Yes, Virginia, there is a Santa Claus. He exists
as certainly as love and generosity and devotion
exist, and you know that they abound and give to
your life its highest beauty and joy. Alas! how
dreary would be the world if there were no Santa
Claus! It would be as dreary as if there were no
Virginias. There would be no childlike faith then,
no poetry, no romance to make tolerable this
existence. We should have no enjoyment, except
in sense and sight. The external light with which
childhood fills the world would be extinguished.

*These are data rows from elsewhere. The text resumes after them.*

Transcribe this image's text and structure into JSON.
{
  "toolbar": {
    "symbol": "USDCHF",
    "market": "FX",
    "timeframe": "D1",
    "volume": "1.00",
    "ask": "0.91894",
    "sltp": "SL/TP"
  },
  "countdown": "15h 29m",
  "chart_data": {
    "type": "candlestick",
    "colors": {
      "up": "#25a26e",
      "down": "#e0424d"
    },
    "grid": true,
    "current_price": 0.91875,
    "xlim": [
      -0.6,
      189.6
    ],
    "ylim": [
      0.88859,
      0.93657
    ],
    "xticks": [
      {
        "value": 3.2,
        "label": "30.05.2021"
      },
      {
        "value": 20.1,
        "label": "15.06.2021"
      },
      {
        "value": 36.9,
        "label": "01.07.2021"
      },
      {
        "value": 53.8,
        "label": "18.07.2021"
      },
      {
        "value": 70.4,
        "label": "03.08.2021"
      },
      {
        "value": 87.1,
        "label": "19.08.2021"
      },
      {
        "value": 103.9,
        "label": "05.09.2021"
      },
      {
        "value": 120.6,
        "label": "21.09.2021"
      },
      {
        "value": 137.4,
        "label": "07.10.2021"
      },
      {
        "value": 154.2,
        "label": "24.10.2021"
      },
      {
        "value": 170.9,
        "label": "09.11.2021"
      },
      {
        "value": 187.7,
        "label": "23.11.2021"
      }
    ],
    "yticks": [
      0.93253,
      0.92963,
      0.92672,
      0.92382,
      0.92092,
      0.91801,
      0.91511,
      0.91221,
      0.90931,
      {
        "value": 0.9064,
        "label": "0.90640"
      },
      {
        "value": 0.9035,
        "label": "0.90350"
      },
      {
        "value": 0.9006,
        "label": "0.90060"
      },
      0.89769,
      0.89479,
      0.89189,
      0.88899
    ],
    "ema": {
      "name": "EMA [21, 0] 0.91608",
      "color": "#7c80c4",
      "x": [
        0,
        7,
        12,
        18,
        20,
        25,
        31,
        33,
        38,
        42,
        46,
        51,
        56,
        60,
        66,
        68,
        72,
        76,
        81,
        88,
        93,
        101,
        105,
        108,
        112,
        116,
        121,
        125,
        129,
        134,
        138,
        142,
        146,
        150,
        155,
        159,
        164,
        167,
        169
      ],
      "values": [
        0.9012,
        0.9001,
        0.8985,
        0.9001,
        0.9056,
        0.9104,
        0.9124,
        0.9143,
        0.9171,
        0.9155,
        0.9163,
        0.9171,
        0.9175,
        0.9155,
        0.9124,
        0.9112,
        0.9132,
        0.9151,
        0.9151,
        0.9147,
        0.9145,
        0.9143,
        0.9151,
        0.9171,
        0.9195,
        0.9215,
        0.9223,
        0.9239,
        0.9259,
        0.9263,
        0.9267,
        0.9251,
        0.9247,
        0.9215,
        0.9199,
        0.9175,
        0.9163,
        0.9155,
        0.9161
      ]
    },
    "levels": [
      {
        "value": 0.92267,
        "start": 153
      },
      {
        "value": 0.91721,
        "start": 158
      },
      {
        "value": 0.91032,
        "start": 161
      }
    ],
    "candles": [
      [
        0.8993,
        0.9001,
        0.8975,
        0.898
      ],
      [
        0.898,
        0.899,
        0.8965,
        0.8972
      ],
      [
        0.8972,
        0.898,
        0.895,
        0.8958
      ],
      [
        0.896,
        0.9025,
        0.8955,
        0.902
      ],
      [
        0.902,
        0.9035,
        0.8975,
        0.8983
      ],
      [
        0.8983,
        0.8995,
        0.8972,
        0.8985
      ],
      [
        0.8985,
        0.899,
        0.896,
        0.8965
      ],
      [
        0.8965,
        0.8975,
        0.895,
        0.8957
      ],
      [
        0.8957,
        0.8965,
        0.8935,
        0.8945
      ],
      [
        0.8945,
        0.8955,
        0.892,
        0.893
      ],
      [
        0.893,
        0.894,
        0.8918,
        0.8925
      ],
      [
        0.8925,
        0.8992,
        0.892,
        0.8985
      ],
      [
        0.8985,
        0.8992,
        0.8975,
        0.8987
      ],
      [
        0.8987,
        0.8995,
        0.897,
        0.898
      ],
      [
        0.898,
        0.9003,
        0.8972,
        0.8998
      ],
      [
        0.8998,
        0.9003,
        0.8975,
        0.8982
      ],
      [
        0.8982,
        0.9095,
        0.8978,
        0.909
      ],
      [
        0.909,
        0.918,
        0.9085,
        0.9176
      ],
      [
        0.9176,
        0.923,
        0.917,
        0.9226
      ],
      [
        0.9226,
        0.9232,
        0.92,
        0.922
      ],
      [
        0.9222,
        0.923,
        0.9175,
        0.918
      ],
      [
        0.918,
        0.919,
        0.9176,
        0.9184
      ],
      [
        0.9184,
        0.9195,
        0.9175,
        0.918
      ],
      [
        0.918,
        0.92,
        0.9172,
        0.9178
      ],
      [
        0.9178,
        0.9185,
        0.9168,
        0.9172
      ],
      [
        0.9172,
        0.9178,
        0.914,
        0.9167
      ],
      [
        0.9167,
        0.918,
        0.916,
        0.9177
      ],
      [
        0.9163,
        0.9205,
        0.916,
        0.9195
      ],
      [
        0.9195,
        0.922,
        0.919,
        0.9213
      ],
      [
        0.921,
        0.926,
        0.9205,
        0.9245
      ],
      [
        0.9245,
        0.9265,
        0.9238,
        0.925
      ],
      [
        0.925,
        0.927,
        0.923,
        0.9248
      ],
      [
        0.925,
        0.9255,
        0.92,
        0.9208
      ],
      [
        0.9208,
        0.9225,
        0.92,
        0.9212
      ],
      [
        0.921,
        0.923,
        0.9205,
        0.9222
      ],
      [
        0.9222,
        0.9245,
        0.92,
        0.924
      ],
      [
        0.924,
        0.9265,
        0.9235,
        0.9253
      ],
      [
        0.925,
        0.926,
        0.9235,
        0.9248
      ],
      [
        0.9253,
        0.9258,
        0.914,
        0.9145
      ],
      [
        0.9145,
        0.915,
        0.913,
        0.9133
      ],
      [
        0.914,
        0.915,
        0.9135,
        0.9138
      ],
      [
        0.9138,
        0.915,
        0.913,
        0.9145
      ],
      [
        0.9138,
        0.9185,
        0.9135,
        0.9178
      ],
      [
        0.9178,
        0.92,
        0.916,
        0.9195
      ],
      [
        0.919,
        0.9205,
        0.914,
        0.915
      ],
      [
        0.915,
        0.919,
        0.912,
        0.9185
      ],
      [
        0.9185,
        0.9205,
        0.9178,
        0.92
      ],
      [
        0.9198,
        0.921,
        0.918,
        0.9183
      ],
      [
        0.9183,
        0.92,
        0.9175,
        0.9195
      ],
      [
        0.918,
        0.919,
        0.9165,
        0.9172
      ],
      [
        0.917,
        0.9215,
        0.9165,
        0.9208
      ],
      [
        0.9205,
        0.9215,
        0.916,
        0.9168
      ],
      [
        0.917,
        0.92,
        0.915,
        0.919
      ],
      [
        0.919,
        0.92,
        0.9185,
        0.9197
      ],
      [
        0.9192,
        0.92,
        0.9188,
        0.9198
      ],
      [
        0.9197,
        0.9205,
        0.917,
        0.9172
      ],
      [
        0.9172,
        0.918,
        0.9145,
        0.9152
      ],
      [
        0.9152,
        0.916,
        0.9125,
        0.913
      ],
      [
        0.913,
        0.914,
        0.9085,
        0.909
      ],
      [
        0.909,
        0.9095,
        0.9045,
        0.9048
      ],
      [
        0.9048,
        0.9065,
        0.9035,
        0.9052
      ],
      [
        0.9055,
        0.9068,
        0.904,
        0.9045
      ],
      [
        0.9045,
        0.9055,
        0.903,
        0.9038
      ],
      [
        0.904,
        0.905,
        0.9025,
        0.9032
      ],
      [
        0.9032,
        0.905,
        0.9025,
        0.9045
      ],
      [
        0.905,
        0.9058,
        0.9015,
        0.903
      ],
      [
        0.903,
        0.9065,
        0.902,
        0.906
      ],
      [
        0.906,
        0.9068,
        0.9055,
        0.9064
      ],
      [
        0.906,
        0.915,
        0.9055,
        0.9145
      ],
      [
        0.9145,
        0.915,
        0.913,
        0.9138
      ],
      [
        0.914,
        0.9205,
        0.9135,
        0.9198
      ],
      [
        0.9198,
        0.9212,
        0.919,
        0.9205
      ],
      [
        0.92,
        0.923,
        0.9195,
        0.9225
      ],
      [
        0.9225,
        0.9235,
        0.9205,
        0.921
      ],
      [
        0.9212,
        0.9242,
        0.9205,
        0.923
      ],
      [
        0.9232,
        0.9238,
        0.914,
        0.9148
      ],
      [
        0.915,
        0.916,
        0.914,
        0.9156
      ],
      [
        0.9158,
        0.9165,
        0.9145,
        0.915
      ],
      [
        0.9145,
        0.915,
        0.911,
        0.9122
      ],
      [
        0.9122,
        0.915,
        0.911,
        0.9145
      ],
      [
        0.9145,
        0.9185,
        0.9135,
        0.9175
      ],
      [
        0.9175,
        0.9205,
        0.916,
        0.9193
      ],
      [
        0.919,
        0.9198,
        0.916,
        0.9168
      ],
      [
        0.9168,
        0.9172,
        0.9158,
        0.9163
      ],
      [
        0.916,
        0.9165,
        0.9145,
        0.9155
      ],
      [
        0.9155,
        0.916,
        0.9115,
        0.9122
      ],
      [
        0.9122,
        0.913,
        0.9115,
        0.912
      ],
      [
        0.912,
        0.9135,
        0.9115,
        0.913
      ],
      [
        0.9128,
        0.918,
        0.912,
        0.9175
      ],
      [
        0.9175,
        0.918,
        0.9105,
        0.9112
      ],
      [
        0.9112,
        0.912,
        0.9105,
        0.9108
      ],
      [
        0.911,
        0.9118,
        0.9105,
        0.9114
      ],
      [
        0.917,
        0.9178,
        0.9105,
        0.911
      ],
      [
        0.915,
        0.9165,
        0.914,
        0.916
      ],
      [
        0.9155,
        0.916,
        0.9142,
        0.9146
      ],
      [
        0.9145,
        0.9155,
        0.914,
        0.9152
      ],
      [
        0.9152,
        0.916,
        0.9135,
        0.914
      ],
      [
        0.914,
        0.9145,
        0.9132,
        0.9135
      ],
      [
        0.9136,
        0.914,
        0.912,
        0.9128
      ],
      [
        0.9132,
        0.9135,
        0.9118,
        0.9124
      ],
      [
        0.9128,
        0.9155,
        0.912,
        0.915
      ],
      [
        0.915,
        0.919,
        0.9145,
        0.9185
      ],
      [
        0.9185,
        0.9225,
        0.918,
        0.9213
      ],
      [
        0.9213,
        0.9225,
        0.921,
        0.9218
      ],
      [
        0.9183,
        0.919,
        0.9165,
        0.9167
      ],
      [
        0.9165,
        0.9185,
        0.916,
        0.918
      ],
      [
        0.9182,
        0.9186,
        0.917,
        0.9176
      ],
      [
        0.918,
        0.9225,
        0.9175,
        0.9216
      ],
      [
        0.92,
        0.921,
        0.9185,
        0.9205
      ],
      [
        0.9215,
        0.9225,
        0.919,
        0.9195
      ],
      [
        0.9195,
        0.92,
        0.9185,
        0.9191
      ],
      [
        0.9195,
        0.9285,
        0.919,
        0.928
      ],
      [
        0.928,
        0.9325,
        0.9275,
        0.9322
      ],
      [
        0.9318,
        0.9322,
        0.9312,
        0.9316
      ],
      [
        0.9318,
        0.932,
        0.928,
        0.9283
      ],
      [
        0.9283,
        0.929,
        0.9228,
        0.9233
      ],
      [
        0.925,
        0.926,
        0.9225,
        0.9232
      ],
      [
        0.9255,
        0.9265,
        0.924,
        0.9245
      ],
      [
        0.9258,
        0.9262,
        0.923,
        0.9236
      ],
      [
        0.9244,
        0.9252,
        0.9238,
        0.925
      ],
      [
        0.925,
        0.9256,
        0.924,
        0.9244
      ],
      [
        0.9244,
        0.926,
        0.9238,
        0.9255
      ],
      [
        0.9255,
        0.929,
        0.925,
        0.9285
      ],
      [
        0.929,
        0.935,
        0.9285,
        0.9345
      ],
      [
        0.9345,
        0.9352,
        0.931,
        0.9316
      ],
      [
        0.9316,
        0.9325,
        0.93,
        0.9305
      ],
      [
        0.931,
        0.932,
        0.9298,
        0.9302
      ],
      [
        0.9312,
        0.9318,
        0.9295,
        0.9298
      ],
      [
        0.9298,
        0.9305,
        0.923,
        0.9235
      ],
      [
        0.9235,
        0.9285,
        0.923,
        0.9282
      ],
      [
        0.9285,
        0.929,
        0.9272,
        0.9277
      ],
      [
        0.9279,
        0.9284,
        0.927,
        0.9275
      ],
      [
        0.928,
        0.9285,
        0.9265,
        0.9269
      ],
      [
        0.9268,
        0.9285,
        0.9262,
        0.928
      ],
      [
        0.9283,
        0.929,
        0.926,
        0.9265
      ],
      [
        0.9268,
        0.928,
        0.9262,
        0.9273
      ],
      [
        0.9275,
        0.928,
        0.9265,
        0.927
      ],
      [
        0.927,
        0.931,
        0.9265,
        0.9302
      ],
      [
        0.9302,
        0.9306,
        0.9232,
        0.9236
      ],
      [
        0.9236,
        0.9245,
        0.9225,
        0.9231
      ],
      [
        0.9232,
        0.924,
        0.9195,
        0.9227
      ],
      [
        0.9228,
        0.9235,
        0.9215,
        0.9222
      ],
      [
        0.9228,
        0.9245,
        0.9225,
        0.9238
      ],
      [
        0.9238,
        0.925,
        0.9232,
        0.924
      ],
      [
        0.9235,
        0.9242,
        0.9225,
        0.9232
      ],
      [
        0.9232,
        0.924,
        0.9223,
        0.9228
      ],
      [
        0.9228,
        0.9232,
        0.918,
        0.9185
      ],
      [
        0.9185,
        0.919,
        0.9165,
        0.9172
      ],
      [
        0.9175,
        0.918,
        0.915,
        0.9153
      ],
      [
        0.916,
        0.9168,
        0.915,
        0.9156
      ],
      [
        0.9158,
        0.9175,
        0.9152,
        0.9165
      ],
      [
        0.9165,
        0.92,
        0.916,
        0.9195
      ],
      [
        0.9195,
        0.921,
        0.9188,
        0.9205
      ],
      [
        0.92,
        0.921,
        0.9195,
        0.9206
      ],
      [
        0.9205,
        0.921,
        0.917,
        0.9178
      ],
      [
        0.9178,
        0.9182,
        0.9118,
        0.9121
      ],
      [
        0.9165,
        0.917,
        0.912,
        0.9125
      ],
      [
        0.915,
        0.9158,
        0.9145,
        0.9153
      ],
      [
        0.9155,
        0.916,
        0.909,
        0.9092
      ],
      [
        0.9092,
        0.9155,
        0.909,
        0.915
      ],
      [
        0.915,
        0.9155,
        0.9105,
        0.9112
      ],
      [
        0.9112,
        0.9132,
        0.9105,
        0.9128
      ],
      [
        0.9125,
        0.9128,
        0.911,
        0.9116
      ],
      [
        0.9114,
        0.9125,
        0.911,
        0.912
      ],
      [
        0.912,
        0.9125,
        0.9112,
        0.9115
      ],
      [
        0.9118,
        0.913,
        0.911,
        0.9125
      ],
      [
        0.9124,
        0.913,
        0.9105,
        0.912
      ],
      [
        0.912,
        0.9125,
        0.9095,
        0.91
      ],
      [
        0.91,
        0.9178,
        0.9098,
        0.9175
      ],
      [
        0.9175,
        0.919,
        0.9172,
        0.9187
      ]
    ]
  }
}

Not believe in Santa Claus! You might as well
not believe in fairies. You might get your papa to
have men to watch in all the chimneys on
Christmas eve to catch Santa Claus, but even if
you did not see Santa Claus coming down, what
would that prove?
Nobody sees Santa Claus, but that is no sign
that there is no Santa Claus. The most real things
in the world are those that neither children nor
men can see. Did you ever see fairies dancing on
the lawn? Of course not, but that’s no proof that
they are not there. Nobody can conceive or imagine
all the wonders there are unseen and unseeable
in the world.
You tear apart the baby’s rattle and see what
makes the noise inside, but there is a veil covering
the unseen world which not the strongest men,
nor even the united strength of all the strongest
men that ever lived could tear apart. Only faith,
poetry, love, romance, can push aside that curtain
and view and picture the supernatural beauty
and glory beyond. Is it all real? Ah, Virginia, in all
this world there is nothing else real and abiding.
No Santa Claus! Thank God! He lives and lives
forever. A thousand years from now, Virginia, nay
10 times 10,000 years from now, he will continue
to make glad the heart of childhood.